Le coup d’État a été mené sans effusion de sang, par des militaires putschistes unis derrière le général Oligui et les chefs de tous les corps de l’armée et de la police. Ils avaient rapidement suscité le ralliement de la quasi-totalité des partis de l’ancienne opposition, et d’une partie de l’ex-majorité, ainsi qu’un élan massif d’une population les remerciant de l’avoir « libérée » de 55 ans de « dynastie Bongo » au pouvoir.  

« Le gouvernement a passé son temps à piller le pays […] alors on salue ce coup d’État et on espère que le général Oligui et son gouvernement vont relancer l’appareil économique », s’enthousiasme Fabrice Ango, 49 ans, devant un kiosque à journaux de Libreville. « Tout se passe bien, par rapport à avant, les gens sont heureux […], ils se sentent libres », renchérit Jim Poussiengui, vendeur sur le marché populaire de Mont-Bouët.

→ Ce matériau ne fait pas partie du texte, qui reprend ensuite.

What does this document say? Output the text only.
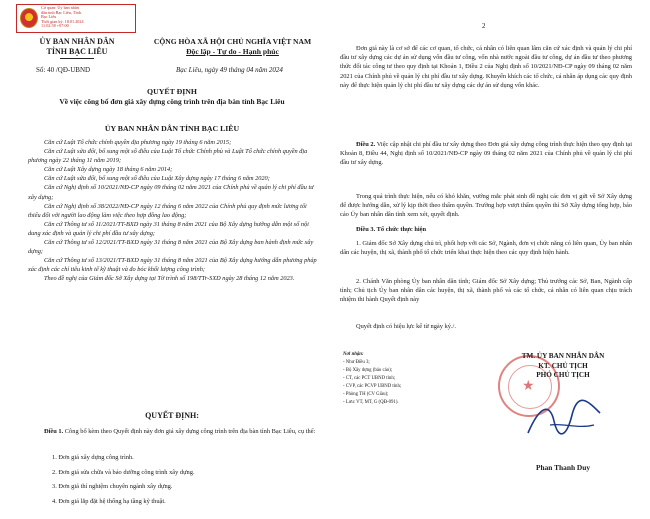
Cơ quan: Ủy ban nhân
dân tỉnh Bạc Liêu, Tỉnh
Bạc Liêu
Thời gian ký: 18.01.2024
11:02:58 +07:00
ỦY BAN NHÂN DÂN
TỈNH BẠC LIÊU
CỘNG HÒA XÃ HỘI CHỦ NGHĨA VIỆT NAM
Độc lập - Tự do - Hạnh phúc
Số: 40 /QĐ-UBND	Bạc Liêu, ngày 49 tháng 04 năm 2024
QUYẾT ĐỊNH
Về việc công bố đơn giá xây dựng công trình trên địa bàn tỉnh Bạc Liêu
ỦY BAN NHÂN DÂN TỈNH BẠC LIÊU

Căn cứ Luật Tổ chức chính quyền địa phương ngày 19 tháng 6 năm 2015;

Căn cứ Luật sửa đổi, bổ sung một số điều của Luật Tổ chức Chính phủ và Luật Tổ chức chính quyền địa phương ngày 22 tháng 11 năm 2019;

Căn cứ Luật Xây dựng ngày 18 tháng 6 năm 2014;

Căn cứ Luật sửa đổi, bổ sung một số điều của Luật Xây dựng ngày 17 tháng 6 năm 2020;

Căn cứ Nghị định số 10/2021/NĐ-CP ngày 09 tháng 02 năm 2021 của Chính phủ về quản lý chi phí đầu tư xây dựng;

Căn cứ Nghị định số 38/2022/NĐ-CP ngày 12 tháng 6 năm 2022 của Chính phủ quy định mức lương tối thiểu đối với người lao động làm việc theo hợp đồng lao động;

Căn cứ Thông tư số 11/2021/TT-BXD ngày 31 tháng 8 năm 2021 của Bộ Xây dựng hướng dẫn một số nội dung xác định và quản lý chi phí đầu tư xây dựng;

Căn cứ Thông tư số 12/2021/TT-BXD ngày 31 tháng 8 năm 2021 của Bộ Xây dựng ban hành định mức xây dựng;

Căn cứ Thông tư số 13/2021/TT-BXD ngày 31 tháng 8 năm 2021 của Bộ Xây dựng hướng dẫn phương pháp xác định các chỉ tiêu kinh tế kỹ thuật và đo bóc khối lượng công trình;

Theo đề nghị của Giám đốc Sở Xây dựng tại Tờ trình số 198/TTr-SXD ngày 28 tháng 12 năm 2023.

QUYẾT ĐỊNH:

Điều 1. Công bố kèm theo Quyết định này đơn giá xây dựng công trình trên địa bàn tỉnh Bạc Liêu, cụ thể:

1. Đơn giá xây dựng công trình.
2. Đơn giá sửa chữa và bảo dưỡng công trình xây dựng.
3. Đơn giá thí nghiệm chuyên ngành xây dựng.
4. Đơn giá lắp đặt hệ thống hạ tầng kỹ thuật.
2

Đơn giá này là cơ sở để các cơ quan, tổ chức, cá nhân có liên quan lâm căn cứ xác định và quản lý chi phí đầu tư xây dựng các dự án sử dụng vốn đầu tư công, vốn nhà nước ngoài đầu tư công, dự án đầu tư theo phương thức đối tác công tư theo quy định tại Khoản 1, Điều 2 của Nghị định số 10/2021/NĐ-CP ngày 09 tháng 02 năm 2021 của Chính phủ về quản lý chi phí đầu tư xây dựng. Khuyến khích các tổ chức, cá nhân áp dụng các quy định này để thực hiện quản lý chi phí đầu tư xây dựng các dự án sử dụng vốn khác.

Điều 2. Việc cập nhật chi phí đầu tư xây dựng theo Đơn giá xây dựng công trình thực hiện theo quy định tại Khoản 8, Điều 44, Nghị định số 10/2021/NĐ-CP ngày 09 tháng 02 năm 2021 của Chính phủ về quản lý chi phí đầu tư xây dựng.

Trong quá trình thực hiện, nếu có khó khăn, vướng mắc phát sinh đề nghị các đơn vị gửi về Sở Xây dựng để được hướng dẫn, xử lý kịp thời theo thẩm quyền. Trường hợp vượt thẩm quyền thì Sở Xây dựng tổng hợp, báo cáo Ủy ban nhân dân tỉnh xem xét, quyết định.

Điều 3. Tổ chức thực hiện

1. Giám đốc Sở Xây dựng chủ trì, phối hợp với các Sở, Ngành, đơn vị chức năng có liên quan, Ủy ban nhân dân các huyện, thị xã, thành phố tổ chức triển khai thực hiện theo các quy định hiện hành.

2. Chánh Văn phòng Ủy ban nhân dân tỉnh; Giám đốc Sở Xây dựng; Thủ trưởng các Sở, Ban, Ngành cấp tỉnh; Chủ tịch Ủy ban nhân dân các huyện, thị xã, thành phố và các tổ chức, cá nhân có liên quan chịu trách nhiệm thi hành Quyết định này

Quyết định có hiệu lực kể từ ngày ký./.

Nơi nhận:
- Như Điều 3;
- Bộ Xây dựng (báo cáo);
- CT, các PCT UBND tỉnh;
- CVP, các PCVP UBND tỉnh;
- Phòng TH (CV Giàu);
- Lưu: VT, MT, G (QĐ-091).
★
TM. ỦY BAN NHÂN DÂN
KT. CHỦ TỊCH
PHÓ CHỦ TỊCH
Phan Thanh Duy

« Moi, je voudrais d’abord que le nouveau gouvernement prenne soin de nos pères et de nos mères et nous donne aussi des métiers », souligne Waren Long, un vendeur de 26 ans à Mont-Bouët.  

Détournements « massifs »

Les militaires ont rapidement arrêté l’un des fils du président déchu, Noureddin Bongo Valentin, et six autres jeunes proches collaborateurs de M. Bongo ou de son épouse Sylvia, les montrant à la télévision à leurs domiciles au pied de malles, valises et sacs débordants de billets de banque pour l’équivalent de dizaines de millions d’euros.

Et, comme l’opposition depuis plusieurs années, les putschistes accusent l’ex-première dame et son fils Noureddin d’avoir été les « véritables dirigeants du pays » et de « détournements massifs » d’argent public, en manipulant un chef de l’État affaibli par son AVC. Sylvia Bongo est « détenue au secret », selon ses avocats.  

Ali Bongo avait été élu en 2009 à la mort de son père Omar Bongo Ondimba, qui dirigeait depuis plus de 41 ans ce petit État parmi les plus riches d’Afrique grâce à son pétrole, mais où un tiers des habitants vivent sous le seuil de pauvreté.